I'm seeing comments how how good Jitsi is, but can someone categorically say Jitsi is comparable to or better than Zoom?
The advantages of Zoom are ease of setup, smooth simultaneous video experience (tiled) for 20+ participants, and breakout rooms. The experience is so good that I was convinced to fork out my own money for a personal subscription. If Jitsi can do all of the above, I'd be inclined to try it out for my next meeting.
I have not tried Zoom or Jitsi Meet in such settings and can't compare. They both have some useful options and slightly more options than Big Blue Button (like the Youtube streaming in Jitsi Meet that will save bandwidth).
Can confirm Firefox-dev on Linux has no working video.
iOS doesn’t support videoconferencing in the browser - you have to download the app.
Works fine though not tested mic(muted on system).
AFAIK Firefox on GNU/Linux uses Gstreamer. Maybe you need to install gstreamer codec packages.
Update: Firefox switched to FFmpeg and removed Gstreamer support some time ago. I have FFmpeg installed from rpmfusion, but I don't know if that's relevant to WebRTC and Jitsi.
(from a desktop Linux user years 1996-2004)
It is being worked on [1].
Firefox was a supported browser but they took it off the list in January until this issue is fixed. [2]
[1] https://github.com/jitsi/jitsi-meet/issues/4758#issuecomment...
[2] https://github.com/jitsi/jitsi-meet/pull/5017
[1] https://support.zoom.us/hc/en-us/articles/214629443-Zoom-Web...
I have actually considered running an instance of jitsi meet where I block out all non-chrome browsers.

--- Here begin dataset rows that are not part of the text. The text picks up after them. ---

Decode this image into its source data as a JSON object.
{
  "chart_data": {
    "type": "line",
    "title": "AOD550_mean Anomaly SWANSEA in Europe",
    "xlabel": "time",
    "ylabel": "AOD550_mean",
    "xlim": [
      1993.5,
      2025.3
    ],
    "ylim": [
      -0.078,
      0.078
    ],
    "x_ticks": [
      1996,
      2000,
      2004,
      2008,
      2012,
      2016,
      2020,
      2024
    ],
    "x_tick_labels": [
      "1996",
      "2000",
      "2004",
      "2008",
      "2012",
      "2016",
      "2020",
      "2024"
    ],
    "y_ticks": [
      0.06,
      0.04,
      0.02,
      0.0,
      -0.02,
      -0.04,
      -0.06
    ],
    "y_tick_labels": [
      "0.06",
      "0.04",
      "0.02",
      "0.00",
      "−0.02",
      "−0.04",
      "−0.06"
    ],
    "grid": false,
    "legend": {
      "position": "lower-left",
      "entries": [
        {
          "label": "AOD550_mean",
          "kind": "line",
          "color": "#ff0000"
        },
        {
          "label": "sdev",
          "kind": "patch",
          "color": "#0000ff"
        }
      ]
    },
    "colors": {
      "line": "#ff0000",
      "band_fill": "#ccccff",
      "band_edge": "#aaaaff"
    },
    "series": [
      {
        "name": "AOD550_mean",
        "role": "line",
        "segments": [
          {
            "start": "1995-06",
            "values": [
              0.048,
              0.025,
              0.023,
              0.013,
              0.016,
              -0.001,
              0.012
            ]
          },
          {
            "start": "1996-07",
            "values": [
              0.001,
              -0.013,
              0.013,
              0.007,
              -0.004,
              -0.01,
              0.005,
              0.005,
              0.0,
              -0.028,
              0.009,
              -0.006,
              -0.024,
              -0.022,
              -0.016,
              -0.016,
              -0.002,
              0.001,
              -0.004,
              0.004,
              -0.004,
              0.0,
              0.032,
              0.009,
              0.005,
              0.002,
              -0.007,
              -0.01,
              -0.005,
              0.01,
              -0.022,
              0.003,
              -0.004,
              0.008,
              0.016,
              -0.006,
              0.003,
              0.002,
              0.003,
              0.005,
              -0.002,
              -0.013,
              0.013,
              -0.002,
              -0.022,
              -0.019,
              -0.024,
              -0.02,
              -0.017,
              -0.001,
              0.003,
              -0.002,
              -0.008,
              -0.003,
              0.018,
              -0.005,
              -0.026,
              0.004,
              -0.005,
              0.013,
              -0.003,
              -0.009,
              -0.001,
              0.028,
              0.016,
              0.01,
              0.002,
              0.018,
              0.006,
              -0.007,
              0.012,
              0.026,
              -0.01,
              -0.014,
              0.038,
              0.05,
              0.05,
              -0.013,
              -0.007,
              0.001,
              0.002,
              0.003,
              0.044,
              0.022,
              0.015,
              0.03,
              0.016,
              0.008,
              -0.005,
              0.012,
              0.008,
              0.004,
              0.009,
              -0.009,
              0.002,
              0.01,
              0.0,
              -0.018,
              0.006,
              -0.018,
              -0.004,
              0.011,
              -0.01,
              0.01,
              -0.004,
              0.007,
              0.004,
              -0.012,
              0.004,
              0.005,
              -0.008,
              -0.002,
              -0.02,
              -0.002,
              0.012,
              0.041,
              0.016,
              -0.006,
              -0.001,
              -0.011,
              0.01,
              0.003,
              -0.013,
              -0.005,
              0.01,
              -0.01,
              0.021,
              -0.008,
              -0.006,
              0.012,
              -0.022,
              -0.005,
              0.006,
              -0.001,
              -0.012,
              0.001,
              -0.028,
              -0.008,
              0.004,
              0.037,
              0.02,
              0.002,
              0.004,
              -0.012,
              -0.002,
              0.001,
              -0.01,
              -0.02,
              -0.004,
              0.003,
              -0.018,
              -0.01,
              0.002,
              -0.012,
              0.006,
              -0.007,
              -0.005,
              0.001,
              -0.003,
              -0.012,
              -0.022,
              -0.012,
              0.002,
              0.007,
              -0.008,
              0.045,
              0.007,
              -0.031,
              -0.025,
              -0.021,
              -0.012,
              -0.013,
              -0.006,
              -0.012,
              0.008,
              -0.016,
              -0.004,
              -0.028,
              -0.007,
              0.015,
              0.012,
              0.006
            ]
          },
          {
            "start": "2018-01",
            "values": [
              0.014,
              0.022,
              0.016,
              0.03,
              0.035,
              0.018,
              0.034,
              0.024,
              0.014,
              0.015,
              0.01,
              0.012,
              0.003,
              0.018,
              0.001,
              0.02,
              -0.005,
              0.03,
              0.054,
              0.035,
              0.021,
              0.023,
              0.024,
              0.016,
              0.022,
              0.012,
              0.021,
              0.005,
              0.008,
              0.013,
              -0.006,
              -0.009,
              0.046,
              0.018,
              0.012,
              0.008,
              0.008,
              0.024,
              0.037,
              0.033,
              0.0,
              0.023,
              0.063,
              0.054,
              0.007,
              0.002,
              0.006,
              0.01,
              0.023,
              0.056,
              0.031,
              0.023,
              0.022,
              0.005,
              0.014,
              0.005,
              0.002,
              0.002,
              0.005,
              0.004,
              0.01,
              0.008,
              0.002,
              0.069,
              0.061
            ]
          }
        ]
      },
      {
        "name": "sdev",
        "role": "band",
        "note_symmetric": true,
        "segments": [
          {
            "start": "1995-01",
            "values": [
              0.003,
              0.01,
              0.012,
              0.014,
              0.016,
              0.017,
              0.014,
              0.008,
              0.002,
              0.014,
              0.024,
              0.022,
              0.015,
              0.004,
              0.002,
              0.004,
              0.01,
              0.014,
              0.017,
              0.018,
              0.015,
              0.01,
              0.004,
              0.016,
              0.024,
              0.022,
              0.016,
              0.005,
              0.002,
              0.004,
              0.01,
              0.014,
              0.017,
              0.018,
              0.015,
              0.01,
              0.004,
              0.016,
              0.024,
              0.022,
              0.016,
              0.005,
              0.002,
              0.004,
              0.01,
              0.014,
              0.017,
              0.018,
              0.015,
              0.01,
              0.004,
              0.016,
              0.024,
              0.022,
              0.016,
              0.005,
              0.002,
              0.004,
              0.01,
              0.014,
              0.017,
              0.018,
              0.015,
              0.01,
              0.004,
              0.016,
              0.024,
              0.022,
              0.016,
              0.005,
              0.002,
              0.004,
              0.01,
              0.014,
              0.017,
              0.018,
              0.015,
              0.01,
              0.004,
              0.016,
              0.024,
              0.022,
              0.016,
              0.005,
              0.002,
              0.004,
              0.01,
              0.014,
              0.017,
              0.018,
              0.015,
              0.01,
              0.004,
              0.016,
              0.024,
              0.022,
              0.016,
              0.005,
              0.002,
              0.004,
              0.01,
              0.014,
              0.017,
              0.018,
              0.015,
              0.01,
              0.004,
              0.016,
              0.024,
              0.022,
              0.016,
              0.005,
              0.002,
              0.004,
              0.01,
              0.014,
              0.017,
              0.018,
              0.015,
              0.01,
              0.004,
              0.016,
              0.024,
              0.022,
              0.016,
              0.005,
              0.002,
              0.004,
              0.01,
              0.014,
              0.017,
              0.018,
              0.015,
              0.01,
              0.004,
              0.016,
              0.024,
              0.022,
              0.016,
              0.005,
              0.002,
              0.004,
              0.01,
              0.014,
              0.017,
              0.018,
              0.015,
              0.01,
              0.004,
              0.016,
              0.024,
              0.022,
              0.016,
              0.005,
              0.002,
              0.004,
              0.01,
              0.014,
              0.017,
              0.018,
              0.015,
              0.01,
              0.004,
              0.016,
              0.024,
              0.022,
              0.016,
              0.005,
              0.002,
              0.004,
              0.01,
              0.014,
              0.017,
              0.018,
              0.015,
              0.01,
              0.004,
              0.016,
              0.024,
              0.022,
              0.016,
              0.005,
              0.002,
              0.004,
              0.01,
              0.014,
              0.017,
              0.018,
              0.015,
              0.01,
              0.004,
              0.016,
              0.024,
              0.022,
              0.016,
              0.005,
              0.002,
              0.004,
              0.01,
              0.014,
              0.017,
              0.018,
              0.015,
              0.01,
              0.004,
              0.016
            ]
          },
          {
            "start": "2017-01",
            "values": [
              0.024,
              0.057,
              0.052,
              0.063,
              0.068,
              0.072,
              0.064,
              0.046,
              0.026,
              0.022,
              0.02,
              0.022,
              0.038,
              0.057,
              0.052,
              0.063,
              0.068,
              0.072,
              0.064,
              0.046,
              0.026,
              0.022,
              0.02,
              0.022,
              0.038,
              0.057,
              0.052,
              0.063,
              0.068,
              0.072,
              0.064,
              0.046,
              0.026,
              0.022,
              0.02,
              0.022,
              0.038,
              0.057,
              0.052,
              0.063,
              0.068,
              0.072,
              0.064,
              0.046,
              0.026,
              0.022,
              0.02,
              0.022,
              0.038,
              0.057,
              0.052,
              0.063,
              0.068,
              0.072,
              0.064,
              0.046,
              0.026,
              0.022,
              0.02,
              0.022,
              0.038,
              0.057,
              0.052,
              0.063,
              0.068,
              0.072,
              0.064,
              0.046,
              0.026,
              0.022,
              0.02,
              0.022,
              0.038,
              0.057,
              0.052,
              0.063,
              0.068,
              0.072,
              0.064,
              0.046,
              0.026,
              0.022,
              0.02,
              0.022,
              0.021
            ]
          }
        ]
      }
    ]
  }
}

I don't like it, but if you pragmatically want something that works...
I really feel in this situation Mozilla should put all resources on fixing issues like these.
p.s. Discord has no problems with my audio
Nothing to download, if you don't want to
On top of that it's open source and end to end encrypted.
Disclaimer: no affiliation, just a happy user.
The website says it’s “fully encrypted,” which I think is misleading.
[1] https://github.com/jitsi/jitsi-meet/blob/master/README.md#se...
Edit: WebRTC does not support end-to-end encryption for multiple peers. This means it’s impossible for any browser-supported videoconferencing platform to support e2e encryption, including Zoom and Jitsi. This is where Jitsi actually has a unique advantage - it can be self hosted, which offers the same security benefits as e2e encryption.